Chengdu was the final new city on our three-week journey. Although our stay was brief, we hoped to make the most of it by basing ourselves in Yulin, a subdistrict in southern Chengdu known for its authentic atmosphere: low-rise apartment blocks, tree-lined streets, teahouses, small restaurants, and bustling local markets.

For weary travelers, it proved to be an excellent choice. So much of the neighborhood’s activity was within walking distance of our hotel. Street after street was lined with restaurants and shops catering primarily to locals. What stood out most was the diversity of the area — college students mingled alongside residents from both modest and affluent backgrounds. The neighborhood was anchored by two malls, one of them especially upscale.

Everyday Magic

Image of

Taking a break from the spoiled convenience of Yulin, we headed to People’s Park. The park was packed with people enjoying the day — some paddling across the lake, others watching elders give calligraphy lessons using giant water brushes on the pavement. As we wandered through the park, we came across the well-known Chengdu marriage market. It was my first time seeing one, which added an extra layer of intrigue to the day as we stopped to read through the notices, many of them posted by parents on behalf of their children.

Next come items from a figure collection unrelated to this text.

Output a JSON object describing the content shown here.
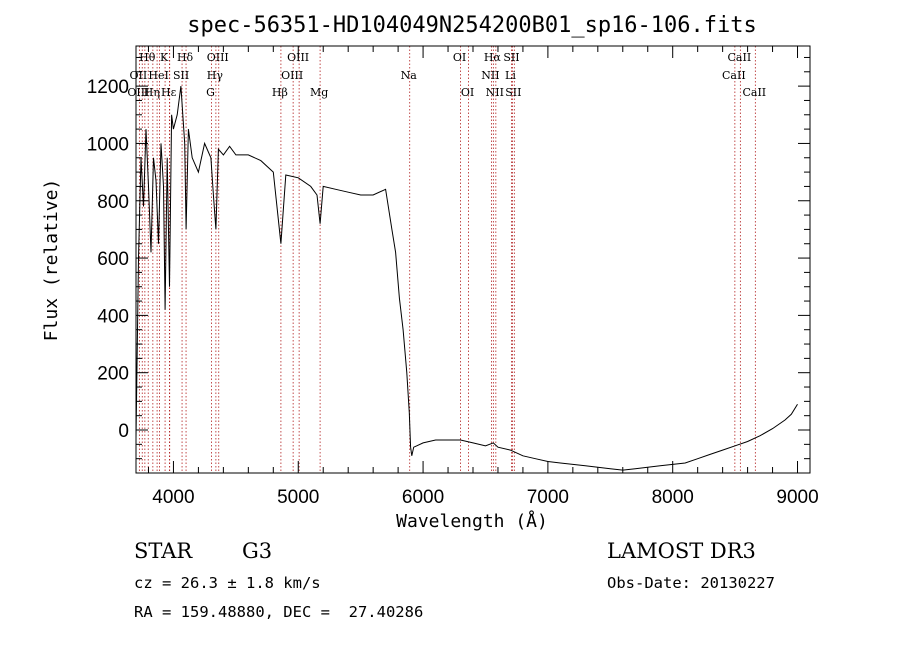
{
  "chart_data": {
    "type": "line",
    "title": "spec-56351-HD104049N254200B01_sp16-106.fits",
    "xlabel": "Wavelength (Å)",
    "ylabel": "Flux (relative)",
    "xlim": [
      3700,
      9100
    ],
    "ylim": [
      -150,
      1340
    ],
    "xticks": [
      4000,
      5000,
      6000,
      7000,
      8000,
      9000
    ],
    "yticks": [
      0,
      200,
      400,
      600,
      800,
      1000,
      1200
    ],
    "series": [
      {
        "name": "spectrum",
        "x": [
          3700,
          3720,
          3740,
          3760,
          3780,
          3800,
          3820,
          3840,
          3860,
          3880,
          3900,
          3920,
          3933,
          3950,
          3968,
          3985,
          4000,
          4030,
          4060,
          4090,
          4101,
          4120,
          4150,
          4200,
          4250,
          4300,
          4320,
          4340,
          4360,
          4400,
          4450,
          4500,
          4600,
          4700,
          4800,
          4861,
          4900,
          5000,
          5100,
          5150,
          5175,
          5200,
          5300,
          5400,
          5500,
          5600,
          5700,
          5750,
          5780,
          5810,
          5840,
          5870,
          5890,
          5900,
          5910,
          5925,
          5950,
          6000,
          6100,
          6200,
          6300,
          6400,
          6500,
          6563,
          6600,
          6700,
          6800,
          6900,
          7000,
          7100,
          7200,
          7300,
          7400,
          7500,
          7600,
          7700,
          7800,
          7900,
          8000,
          8100,
          8200,
          8300,
          8400,
          8500,
          8600,
          8700,
          8800,
          8900,
          8950,
          9000
        ],
        "y": [
          -30,
          600,
          950,
          780,
          1050,
          850,
          620,
          950,
          870,
          650,
          1000,
          850,
          420,
          950,
          500,
          1100,
          1050,
          1100,
          1200,
          1000,
          700,
          1050,
          950,
          900,
          1000,
          950,
          820,
          700,
          980,
          960,
          990,
          960,
          960,
          940,
          900,
          650,
          890,
          880,
          850,
          820,
          720,
          850,
          840,
          830,
          820,
          820,
          840,
          700,
          620,
          460,
          350,
          200,
          60,
          -60,
          -90,
          -60,
          -55,
          -45,
          -35,
          -35,
          -35,
          -45,
          -55,
          -45,
          -60,
          -70,
          -90,
          -100,
          -110,
          -115,
          -120,
          -125,
          -130,
          -135,
          -140,
          -135,
          -130,
          -125,
          -120,
          -115,
          -100,
          -85,
          -70,
          -55,
          -40,
          -20,
          5,
          35,
          55,
          90
        ]
      }
    ],
    "spectral_lines": [
      {
        "label": "Hθ",
        "wl": 3798,
        "row": 0
      },
      {
        "label": "OII",
        "wl": 3727,
        "row": 1
      },
      {
        "label": "OIII",
        "wl": 3727,
        "row": 2
      },
      {
        "label": "Hη",
        "wl": 3835,
        "row": 2
      },
      {
        "label": "HeI",
        "wl": 3889,
        "row": 1
      },
      {
        "label": "K",
        "wl": 3933,
        "row": 0
      },
      {
        "label": "SII",
        "wl": 4069,
        "row": 1
      },
      {
        "label": "Hε",
        "wl": 3970,
        "row": 2
      },
      {
        "label": "Hδ",
        "wl": 4101,
        "row": 0
      },
      {
        "label": "OIII",
        "wl": 4363,
        "row": 0
      },
      {
        "label": "Hγ",
        "wl": 4340,
        "row": 1
      },
      {
        "label": "G",
        "wl": 4305,
        "row": 2
      },
      {
        "label": "Hβ",
        "wl": 4861,
        "row": 2
      },
      {
        "label": "OIII",
        "wl": 5007,
        "row": 0
      },
      {
        "label": "OIII",
        "wl": 4959,
        "row": 1
      },
      {
        "label": "Mg",
        "wl": 5175,
        "row": 2
      },
      {
        "label": "Na",
        "wl": 5893,
        "row": 1
      },
      {
        "label": "OI",
        "wl": 6300,
        "row": 0
      },
      {
        "label": "OI",
        "wl": 6364,
        "row": 2
      },
      {
        "label": "Hα",
        "wl": 6563,
        "row": 0
      },
      {
        "label": "NII",
        "wl": 6548,
        "row": 1
      },
      {
        "label": "NII",
        "wl": 6583,
        "row": 2
      },
      {
        "label": "SII",
        "wl": 6716,
        "row": 0
      },
      {
        "label": "Li",
        "wl": 6708,
        "row": 1
      },
      {
        "label": "SII",
        "wl": 6731,
        "row": 2
      },
      {
        "label": "CaII",
        "wl": 8542,
        "row": 0
      },
      {
        "label": "CaII",
        "wl": 8498,
        "row": 1
      },
      {
        "label": "CaII",
        "wl": 8662,
        "row": 2
      }
    ],
    "line_wavelengths": [
      3727,
      3750,
      3771,
      3798,
      3835,
      3869,
      3889,
      3933,
      3968,
      3970,
      4069,
      4101,
      4305,
      4340,
      4363,
      4861,
      4959,
      5007,
      5175,
      5893,
      6300,
      6364,
      6548,
      6563,
      6583,
      6708,
      6716,
      6731,
      8498,
      8542,
      8662
    ]
  },
  "info": {
    "object_class": "STAR",
    "subclass": "G3",
    "survey": "LAMOST DR3",
    "cz": "cz = 26.3 ± 1.8 km/s",
    "obs_date": "Obs-Date: 20130227",
    "coords": "RA = 159.48880, DEC =  27.40286"
  },
  "colors": {
    "spectrum": "#000000",
    "lines": "#b22222",
    "axes": "#000000"
  }
}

From People’s Park, we made our way to Kuan Alley and strolled along the ancient street for a while before heading to the theater. We had booked tickets to see Sichuan Opera, one of China’s seven best-known opera styles alongside Peking, Cantonese, Kunqu, Yue, Qinqiang, and Huangmei opera. Sichuan Opera is especially famous for its mesmerizing “face-changing” performances. I had no idea what else to expect and was pleasantly surprised by the depth of the show and the extraordinary talent of the performers. It was a perfect way to put an exclamation point on the trip.

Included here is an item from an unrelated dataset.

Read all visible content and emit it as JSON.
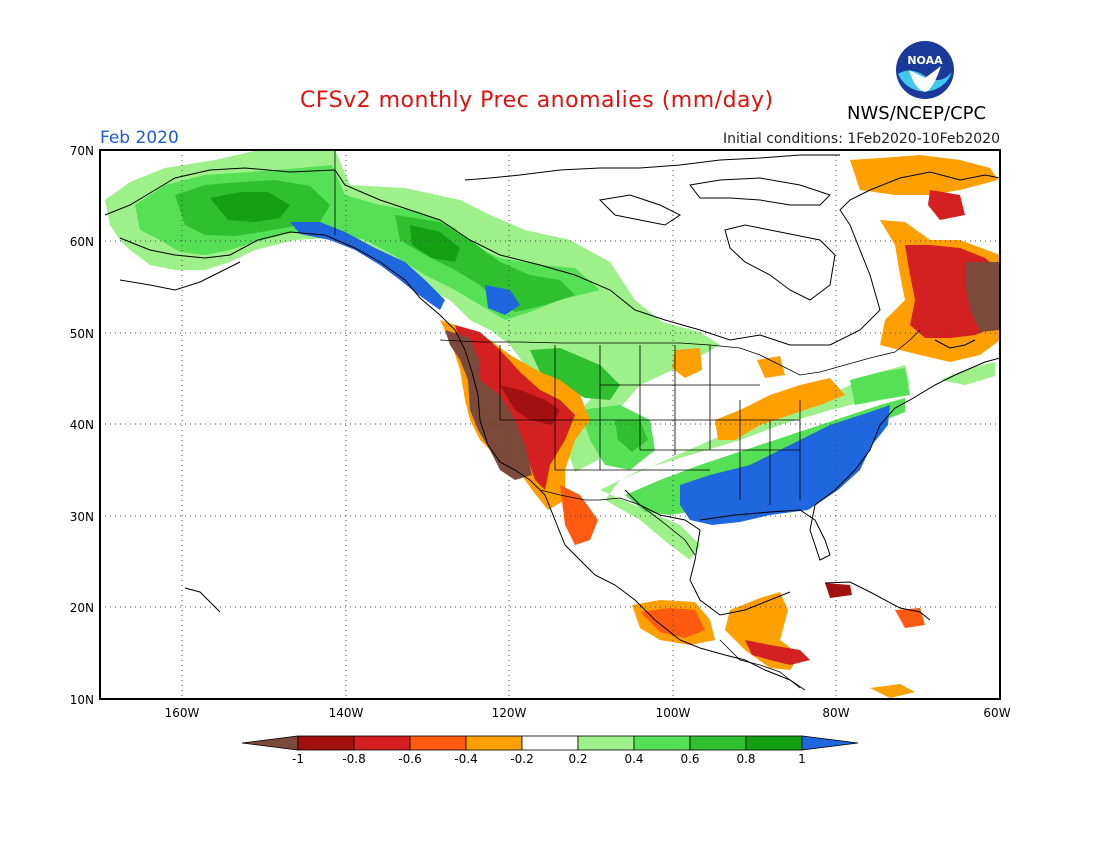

On our final full day in Chengdu, we took a day trip to Leshan to see the Giant Buddha. After buying last-minute train tickets at the station, we raced to our gate like a scene out of Home Alone. When we arrived in Leshan, we grabbed a rideshare and enjoyed glimpses of life in a smaller Chinese city as we made our way toward the Buddha, which sits just outside town. Our first stop turned out to be an entrance where only Chinese nationals could purchase tickets, so after some confused wandering, we eventually found the main entrance—complete with sweeping views of the river and the city skyline.

As we explored the Leshan Giant Buddha Scenic Area, I was struck by the sheer scale of everything around us. There were endless staircases and intricate carvings, all connected by winding paths lined with waterfalls and other water features that gradually led us toward the Buddha’s head and a nearby temple. We spent some time paying our respects at the temple before finally making our way to the Giant Buddha itself.

Seeing it in person was incredible. The statue is so massive that it almost feels unreal, and learning that it took three generations to complete made it even more impressive. After taking in the view from above, we followed a narrow pathway carved into the cliffside down to the Buddha’s base. It was here that I discovered my mother-in-law is afraid of heights! With plenty of reassurance and a few careful steps, we all eventually made it to the bottom, where there were countless photo opportunities waiting for us.